Crevasse: (n) a deep, open crack
“It’s just about eight feet.”
God, I hated those words.
Growing up, I was the chubby, endearing, intelligent and funny friend. If you put me in a room watching Chiller Theater or listening to music or eating pizza, I was the star of the show.
But every once in a while, I got myself trapped into doing activities that blubber-boys should never participate in whatsoever.
I was thirteen years old and was asked to go on a hike.
I cannot lie—I went on the hike because at the end of the hike we were supposed to have a cookout over an open fire with marshmallows. They did not explain that there would be a five-hour death march preceding it.
I was panting within fifteen minutes, melting with sweat within a half hour—my legs so weak at the end of fifty minutes that I could barely stand.
This in itself was problematic.
But then we came to the Brave Man Crevasse.
The grown-up in charge of the expedition had mentioned it the night before with starry eyes, nearly breathless over the joy each of us would have in taking what he called “The Great Leap.” Struck by stupidity and still dreaming of marshmallows, I had failed to consider the impact of his statement.
About three hours into the hike, with me praying for death or the second coming of Christ, we arrived at The Crevasse.
Very simply stated, it was where the path ended and then resumed eight to ten feet over on the other side, with a drop of about fifty or sixty feet in the middle
The major problem was that before I could even consider what we were doing or how I personally was going to achieve it, many of my friends boldly took the jump and landed safely on the other side. Applause followed.
Pretty soon it was down to Lance and me.
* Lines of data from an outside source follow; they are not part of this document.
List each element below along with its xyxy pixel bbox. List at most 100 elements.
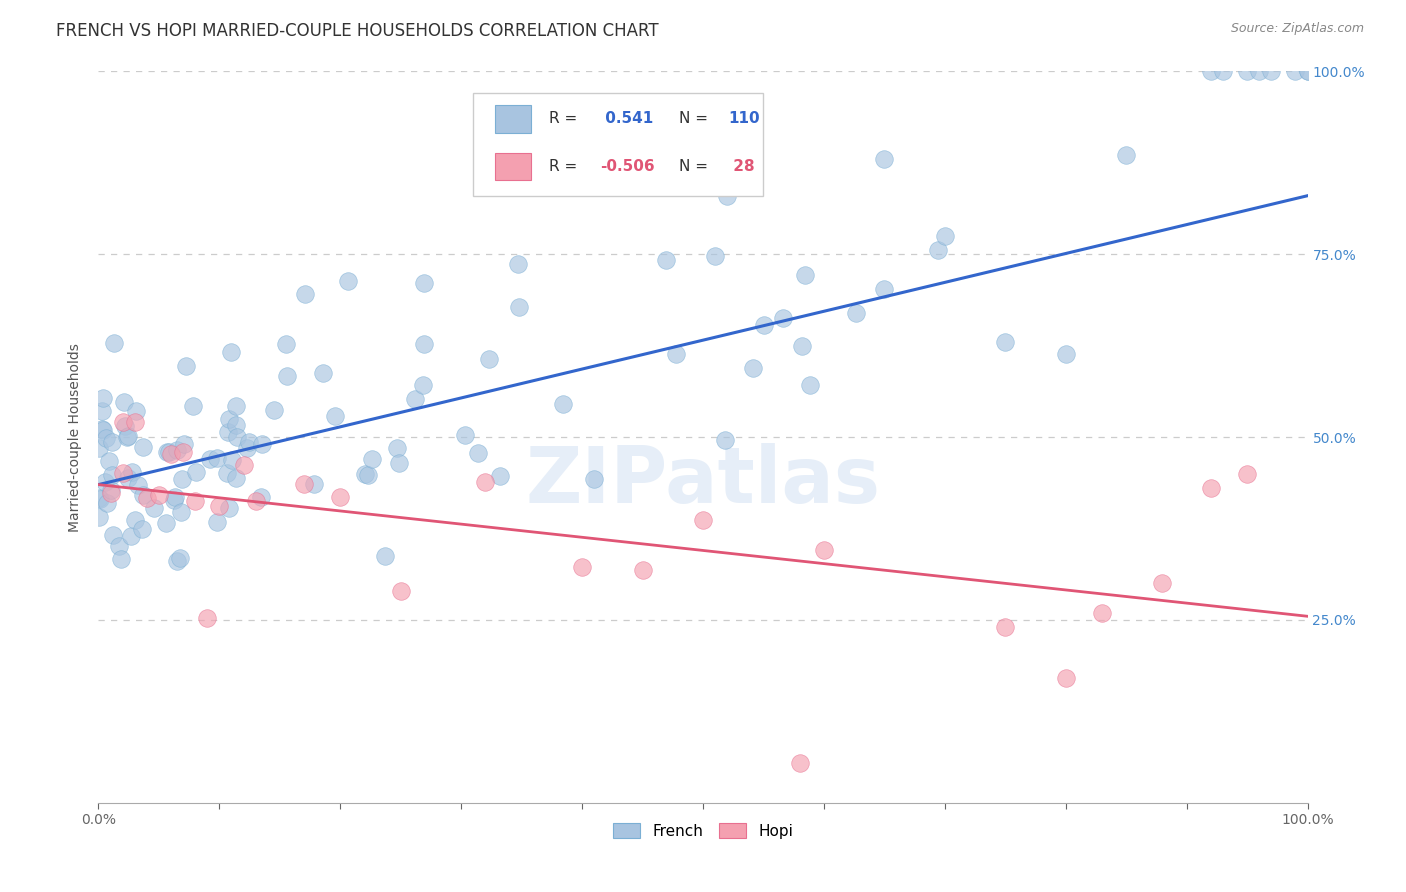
Point [172, 444, 194, 458]
Point [323, 409, 346, 423]
Point [793, 268, 815, 282]
Point [173, 437, 195, 451]
Point [704, 249, 727, 263]
Point [98, 453, 121, 467]
Point [873, 152, 896, 166]
Point [474, 475, 496, 489]
FancyBboxPatch shape [495, 153, 531, 180]
Point [181, 399, 204, 413]
Point [716, 188, 738, 202]
Point [353, 467, 375, 482]
Text: 0.541: 0.541 [600, 112, 654, 127]
Point [665, 347, 688, 361]
Point [184, 494, 207, 508]
Point [186, 465, 208, 479]
Point [1260, 64, 1282, 78]
Point [91, 422, 114, 436]
Point [148, 488, 170, 502]
Point [176, 359, 198, 374]
Point [225, 399, 247, 413]
Point [110, 552, 132, 566]
Legend: French, Hopi: French, Hopi [605, 815, 801, 847]
Point [1115, 148, 1137, 162]
Point [994, 334, 1017, 349]
Point [117, 471, 139, 485]
Point [250, 490, 273, 504]
Point [312, 367, 335, 381]
Point [124, 513, 146, 527]
Point [1054, 347, 1077, 361]
Point [160, 447, 183, 461]
Point [163, 491, 186, 505]
Point [218, 412, 240, 426]
Point [156, 445, 179, 459]
Point [155, 516, 177, 530]
Point [454, 428, 477, 442]
Point [100, 468, 122, 483]
Point [124, 416, 146, 430]
FancyBboxPatch shape [474, 94, 763, 195]
Point [413, 337, 436, 351]
Point [488, 468, 510, 483]
Point [218, 500, 240, 515]
Point [169, 550, 191, 565]
Point [337, 274, 360, 288]
Text: Source: ZipAtlas.com: Source: ZipAtlas.com [1230, 22, 1364, 36]
Point [1236, 467, 1258, 481]
Point [374, 549, 396, 563]
Point [135, 491, 157, 505]
Point [166, 443, 188, 458]
FancyBboxPatch shape [495, 105, 531, 133]
Point [571, 560, 593, 574]
Point [292, 476, 315, 491]
Text: 28: 28 [728, 159, 755, 174]
Point [276, 369, 298, 384]
Point [245, 493, 267, 508]
Point [91, 423, 114, 437]
Point [215, 466, 238, 480]
Text: ZIPatlas: ZIPatlas [526, 443, 880, 519]
Point [388, 456, 411, 470]
Point [1199, 64, 1222, 78]
Point [100, 483, 122, 498]
Point [873, 282, 896, 296]
Point [1296, 64, 1319, 78]
Point [799, 377, 821, 392]
Point [772, 311, 794, 326]
Point [934, 228, 956, 243]
Point [101, 435, 124, 450]
Point [741, 360, 763, 375]
Point [1152, 576, 1174, 591]
Point [131, 522, 153, 536]
Point [87, 510, 110, 524]
Point [655, 252, 678, 267]
Point [94, 475, 117, 489]
Point [238, 435, 260, 450]
Point [404, 392, 426, 406]
Point [752, 318, 775, 333]
Point [132, 488, 155, 502]
Point [1212, 64, 1234, 78]
Point [117, 429, 139, 443]
Point [1236, 64, 1258, 78]
Point [329, 490, 352, 504]
Point [387, 441, 409, 455]
Point [103, 336, 125, 351]
Point [250, 437, 273, 451]
Point [166, 554, 188, 568]
Point [114, 419, 136, 434]
Point [276, 337, 298, 351]
Point [125, 404, 148, 418]
Point [360, 451, 382, 466]
Point [120, 529, 142, 543]
Text: N =: N = [679, 112, 713, 127]
Point [412, 377, 434, 392]
Point [1054, 672, 1077, 686]
Point [1249, 64, 1271, 78]
Point [467, 446, 489, 460]
Point [170, 505, 193, 519]
Point [163, 492, 186, 507]
Y-axis label: Married-couple Households: Married-couple Households [69, 343, 83, 532]
Point [508, 257, 530, 271]
Point [121, 465, 143, 479]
Lance was considered to be the coward of our troop—afraid of every type of bug, and really somewhat terrified of dirt. Lo and behold, Lance decided to choose this day for his epiphany of courage. He jumped up in the air and landed, his foot slipping at the last moment, nearly falling, but grabbed by some nearby buddies, who then alternated with pounding him on the back for his courage and clapping wildly.
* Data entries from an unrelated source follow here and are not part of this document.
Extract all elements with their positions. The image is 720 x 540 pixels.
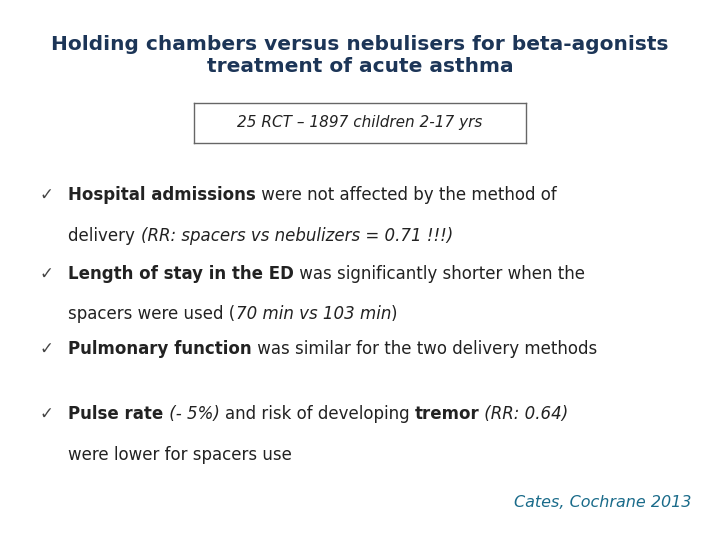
Text: Length of stay in the ED: Length of stay in the ED bbox=[68, 265, 294, 282]
Text: ✓: ✓ bbox=[40, 340, 53, 358]
Text: and risk of developing: and risk of developing bbox=[225, 405, 415, 423]
Text: Pulse rate: Pulse rate bbox=[68, 405, 163, 423]
Text: was similar for the two delivery methods: was similar for the two delivery methods bbox=[252, 340, 598, 358]
Text: (- 5%): (- 5%) bbox=[163, 405, 225, 423]
Text: spacers were used (: spacers were used ( bbox=[68, 305, 235, 323]
Text: Cates, Cochrane 2013: Cates, Cochrane 2013 bbox=[514, 495, 691, 510]
Text: ✓: ✓ bbox=[40, 405, 53, 423]
Text: ✓: ✓ bbox=[40, 186, 53, 204]
Text: were not affected by the method of: were not affected by the method of bbox=[256, 186, 557, 204]
Text: treatment of acute asthma: treatment of acute asthma bbox=[207, 57, 513, 76]
Text: Hospital admissions: Hospital admissions bbox=[68, 186, 256, 204]
Text: Holding chambers versus nebulisers for beta-agonists: Holding chambers versus nebulisers for b… bbox=[51, 35, 669, 54]
Text: Pulmonary function: Pulmonary function bbox=[68, 340, 252, 358]
Text: ✓: ✓ bbox=[40, 265, 53, 282]
Text: 70 min vs 103 min: 70 min vs 103 min bbox=[235, 305, 391, 323]
Text: delivery: delivery bbox=[68, 227, 140, 245]
Text: (RR: spacers vs nebulizers = 0.71 !!!): (RR: spacers vs nebulizers = 0.71 !!!) bbox=[140, 227, 453, 245]
Text: was significantly shorter when the: was significantly shorter when the bbox=[294, 265, 585, 282]
Text: ): ) bbox=[391, 305, 397, 323]
Text: 25 RCT – 1897 children 2-17 yrs: 25 RCT – 1897 children 2-17 yrs bbox=[238, 116, 482, 130]
Text: were lower for spacers use: were lower for spacers use bbox=[68, 446, 292, 463]
Text: tremor: tremor bbox=[415, 405, 480, 423]
Text: (RR: 0.64): (RR: 0.64) bbox=[480, 405, 569, 423]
So there it was—that universal turn of nine heads in my direction.
Their faces were full of encouragement, nodding as if to send good vibrations in my direction.
I thought about following Lance’s example, then realized I was not born stupid. So instead I stepped to the edge and looked over at the craggy hillside, filled with rocks and bushes beneath. My first thought was, “I wonder if I could survive a fall and get the hell out of here in an ambulance?”
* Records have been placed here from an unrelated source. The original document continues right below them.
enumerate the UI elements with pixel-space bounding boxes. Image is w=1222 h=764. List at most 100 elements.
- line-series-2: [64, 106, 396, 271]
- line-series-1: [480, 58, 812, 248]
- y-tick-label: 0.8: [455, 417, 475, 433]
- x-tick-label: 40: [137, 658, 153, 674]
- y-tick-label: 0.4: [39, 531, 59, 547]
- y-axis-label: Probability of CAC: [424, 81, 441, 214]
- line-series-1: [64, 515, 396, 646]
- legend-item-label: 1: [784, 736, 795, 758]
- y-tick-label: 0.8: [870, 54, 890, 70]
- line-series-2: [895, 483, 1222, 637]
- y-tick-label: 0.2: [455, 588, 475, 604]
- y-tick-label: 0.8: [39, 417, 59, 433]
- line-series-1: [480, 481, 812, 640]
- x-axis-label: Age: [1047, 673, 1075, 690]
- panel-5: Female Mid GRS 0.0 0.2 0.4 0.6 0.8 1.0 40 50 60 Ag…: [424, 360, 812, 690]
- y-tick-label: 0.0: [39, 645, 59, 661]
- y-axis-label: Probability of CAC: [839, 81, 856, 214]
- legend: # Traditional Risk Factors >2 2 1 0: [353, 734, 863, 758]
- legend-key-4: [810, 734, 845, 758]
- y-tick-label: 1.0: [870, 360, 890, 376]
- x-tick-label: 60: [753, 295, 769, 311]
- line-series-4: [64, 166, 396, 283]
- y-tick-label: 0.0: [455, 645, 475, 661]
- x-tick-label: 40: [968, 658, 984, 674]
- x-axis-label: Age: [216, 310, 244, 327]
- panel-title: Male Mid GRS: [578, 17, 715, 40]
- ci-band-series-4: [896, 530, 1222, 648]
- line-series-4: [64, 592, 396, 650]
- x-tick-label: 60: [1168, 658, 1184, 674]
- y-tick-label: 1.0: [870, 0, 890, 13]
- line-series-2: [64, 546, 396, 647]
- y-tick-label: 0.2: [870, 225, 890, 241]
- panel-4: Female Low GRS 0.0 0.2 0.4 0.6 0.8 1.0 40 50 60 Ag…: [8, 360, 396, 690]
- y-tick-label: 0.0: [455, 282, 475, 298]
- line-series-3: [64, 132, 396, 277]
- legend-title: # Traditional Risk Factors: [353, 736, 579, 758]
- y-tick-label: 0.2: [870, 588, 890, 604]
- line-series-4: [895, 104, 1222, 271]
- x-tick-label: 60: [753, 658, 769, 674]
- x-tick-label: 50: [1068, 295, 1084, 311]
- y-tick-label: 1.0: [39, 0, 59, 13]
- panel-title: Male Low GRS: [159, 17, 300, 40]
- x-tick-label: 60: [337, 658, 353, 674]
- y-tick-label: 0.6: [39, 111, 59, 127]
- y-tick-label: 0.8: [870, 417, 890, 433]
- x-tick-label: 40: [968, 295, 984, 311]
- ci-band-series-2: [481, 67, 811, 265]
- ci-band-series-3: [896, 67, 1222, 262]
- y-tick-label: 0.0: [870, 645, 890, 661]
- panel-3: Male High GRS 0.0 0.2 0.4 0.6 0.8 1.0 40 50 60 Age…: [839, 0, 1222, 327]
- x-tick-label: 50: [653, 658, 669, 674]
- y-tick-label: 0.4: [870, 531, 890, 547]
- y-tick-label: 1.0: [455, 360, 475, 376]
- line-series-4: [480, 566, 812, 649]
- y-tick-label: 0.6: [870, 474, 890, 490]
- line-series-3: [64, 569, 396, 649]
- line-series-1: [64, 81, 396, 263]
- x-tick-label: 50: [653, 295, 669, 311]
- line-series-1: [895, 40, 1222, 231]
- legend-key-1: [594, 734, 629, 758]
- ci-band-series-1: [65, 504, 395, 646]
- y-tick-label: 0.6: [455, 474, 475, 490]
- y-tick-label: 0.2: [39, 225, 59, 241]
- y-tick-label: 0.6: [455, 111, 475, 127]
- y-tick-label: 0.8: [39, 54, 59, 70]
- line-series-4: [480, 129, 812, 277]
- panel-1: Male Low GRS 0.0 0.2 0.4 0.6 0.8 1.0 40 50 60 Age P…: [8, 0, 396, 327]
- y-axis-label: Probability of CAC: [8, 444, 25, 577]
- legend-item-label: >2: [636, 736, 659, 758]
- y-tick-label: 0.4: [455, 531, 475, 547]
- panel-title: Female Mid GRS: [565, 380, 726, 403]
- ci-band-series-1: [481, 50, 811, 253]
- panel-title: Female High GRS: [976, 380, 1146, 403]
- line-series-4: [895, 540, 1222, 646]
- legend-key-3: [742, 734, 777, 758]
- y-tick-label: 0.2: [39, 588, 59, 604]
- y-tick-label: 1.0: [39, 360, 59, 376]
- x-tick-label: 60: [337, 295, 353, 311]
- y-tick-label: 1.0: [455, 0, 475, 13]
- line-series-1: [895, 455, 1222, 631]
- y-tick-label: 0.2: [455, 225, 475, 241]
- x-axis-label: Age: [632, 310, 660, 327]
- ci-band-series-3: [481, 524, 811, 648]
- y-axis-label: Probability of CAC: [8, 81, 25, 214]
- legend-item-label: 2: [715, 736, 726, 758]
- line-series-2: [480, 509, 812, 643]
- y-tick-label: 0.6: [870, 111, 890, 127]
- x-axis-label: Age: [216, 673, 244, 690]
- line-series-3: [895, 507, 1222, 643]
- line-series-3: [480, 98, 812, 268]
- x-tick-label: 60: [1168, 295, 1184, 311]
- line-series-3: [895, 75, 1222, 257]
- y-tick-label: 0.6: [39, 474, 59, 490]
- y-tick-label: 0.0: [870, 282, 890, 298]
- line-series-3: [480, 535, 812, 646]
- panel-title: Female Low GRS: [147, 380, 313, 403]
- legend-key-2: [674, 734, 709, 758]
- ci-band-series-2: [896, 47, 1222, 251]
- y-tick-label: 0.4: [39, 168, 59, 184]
But it seemed unlikely and certainly painful.
The delay was apparently unnerving to my cohorts, because they began to express verbal exhortations, which gradually became more ferocious and even challenging. That’s when the dastardly statement came to be.
“Come on! It’s just about eight feet!”
You see, they were wrong. It was a crevasse. There was no place for feet at all. If it had been just eight feet, I could just walk across. But it was eight huge spaces of nothing but air.
Spurred on by a combination of humiliation, edification and (still) the prospect of dinner, I leaped.
But I did not do it feet first. Instead I leaped with the top of my body toward the ledge, barely catching it with my hands, my feet dangling and kicking, and me ready to fall.
Blessedly, all of my friends who had made it safely to the other side grabbed me by whatever they could reach and pulled me up to safety.
My heart was pounding. It didn’t stop its thumping for a solid twenty minutes.
Every single one of the people who leaped across chose not to talk about it.
I think they were terrified that they nearly lost me in the Great Crevasse on the overly lengthy hike in pursuit of toasting a marshmallow.